After the high growth rate in infancy, adolescence is the next big jump in development. This occurs at a time when adolescents are starting to establish their independence, including making changes to their diet that may not be ideal. Critical micronutrients for adolescents include calcium, iron, vitamin C and folate.
Calcium is the main mineral in bones, and the growth spurt that occurs around age twelve to thirteen means that adolescents undergo the greatest increase in bone mass in their lives during this period. An adequate calcium intake is instrumental in building the bone mass that will be important for the rest of their lives. Dairy products make the most important contribution to intakes, and adolescents who skip the glass of milk for a soft drink are at risk of calcium intakes that are too low.
Since folate is important for the synthesis of DNA, RNA and proteins, the high growth rates of puberty increases the need for folate. Daily intake recommendations reflect this. A representative study of the U.S. population found that adolescents had the poorest folate status of all age groups, regardless of whether folate fortification of flour had been implemented (25), and in European adolescents, folate intakes were found to be too low (26). Poor nutrition behaviors such as skipping breakfast, or avoiding leafy vegetables, can have a large impact on folate intakes. In addition, vitamin C is a risk nutrient for adolescents, particularly older adolescents.

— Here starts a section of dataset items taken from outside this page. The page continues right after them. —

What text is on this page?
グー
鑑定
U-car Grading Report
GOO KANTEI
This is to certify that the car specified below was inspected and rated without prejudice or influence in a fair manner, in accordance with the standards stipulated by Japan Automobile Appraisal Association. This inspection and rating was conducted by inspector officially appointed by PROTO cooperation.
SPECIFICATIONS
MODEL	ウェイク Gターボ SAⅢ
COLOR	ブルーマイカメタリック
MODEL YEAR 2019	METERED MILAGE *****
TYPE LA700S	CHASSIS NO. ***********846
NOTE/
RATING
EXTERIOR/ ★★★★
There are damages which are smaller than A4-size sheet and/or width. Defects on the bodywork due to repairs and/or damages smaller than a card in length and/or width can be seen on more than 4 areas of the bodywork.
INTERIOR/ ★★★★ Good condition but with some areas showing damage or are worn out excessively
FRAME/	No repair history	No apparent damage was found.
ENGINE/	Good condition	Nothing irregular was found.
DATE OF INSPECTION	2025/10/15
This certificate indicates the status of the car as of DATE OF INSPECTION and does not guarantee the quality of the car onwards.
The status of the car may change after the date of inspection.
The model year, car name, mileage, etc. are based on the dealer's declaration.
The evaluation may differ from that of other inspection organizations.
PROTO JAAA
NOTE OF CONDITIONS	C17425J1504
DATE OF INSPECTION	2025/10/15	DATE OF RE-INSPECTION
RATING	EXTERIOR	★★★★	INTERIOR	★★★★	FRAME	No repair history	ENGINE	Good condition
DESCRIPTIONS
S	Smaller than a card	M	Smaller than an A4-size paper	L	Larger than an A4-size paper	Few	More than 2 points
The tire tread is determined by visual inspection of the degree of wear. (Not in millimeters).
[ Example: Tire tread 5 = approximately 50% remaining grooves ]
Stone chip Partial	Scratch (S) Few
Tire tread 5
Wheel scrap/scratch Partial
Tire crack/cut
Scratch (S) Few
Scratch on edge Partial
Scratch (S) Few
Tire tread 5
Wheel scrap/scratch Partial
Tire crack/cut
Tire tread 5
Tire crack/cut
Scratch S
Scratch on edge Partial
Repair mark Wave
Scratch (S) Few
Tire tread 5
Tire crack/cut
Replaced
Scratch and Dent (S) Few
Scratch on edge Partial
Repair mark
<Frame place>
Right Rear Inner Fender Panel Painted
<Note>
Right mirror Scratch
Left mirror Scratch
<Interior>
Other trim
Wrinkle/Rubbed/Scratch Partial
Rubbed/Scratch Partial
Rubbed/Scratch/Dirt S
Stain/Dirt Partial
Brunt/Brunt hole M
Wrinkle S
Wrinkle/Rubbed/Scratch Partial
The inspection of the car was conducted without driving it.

While adults generally are at lower risk of vitamin or mineral deficiency as they are no longer growing and the diseases of old age are years away, they still may be at risk of micronutrient deficiency. This may be partly due to lifestyle choices. Smokers have an increased requirement for vitamins C and E (27, 28). Excessive alcohol intakes affect the metabolism of various vitamins, particularly folate, vitamins B1 and B3 (29-31). Vitamin B6 deficiency was found to be the most common vitamin deficiency in the United States (32), most likely due to inadequate intakes (33). Poor vitamin B6 status was also seen in several surveys conducted in European adults (34-36).
Iron deficiency is a worldwide issue, and women of childbearing age are at greatest risk due to menstrual losses (37). Adolescent and adult women need to ensure that their intakes of iron are adequate. In particular, women should try to consume highly absorbable iron, or include a source of vitamin C with their meals to maximize absorption (38).
Older adults are at risk of general malnutrition. Age-related changes in smell, dentition and hunger sensation, combined with high rates of chronic disease and reduced mobility can mean that seniors have a reduced intake of nutrient-dense foods and the micronutrients they contain (39). The costs of micronutrient malnutrition in the elderly are a considerable burden on national health care spending in many countries. Last month, NUTRI-FACTS reviewed nutrients important to maintaining cognitive health in aging, however seniors have other important nutrient needs.
Older people have an increased requirement for vitamin D to offset a greater likelihood of vitamin D deficiency (40), yet remain at greatest risk of a low vitamin D status. Vitamin B12 deficiency rates are elevated in older people. This is due to age-related changes in the digestive tract that reduce the production of stomach acid and other digestive fluid components needed to absorb vitamin B12 (41). Treatments for some conditions common in older patients, such as metformin for type 2 diabetes, may also induce vitamin B12 deficiency (42). Mild vitamin B12 deficiency contributes to cognitive impairment.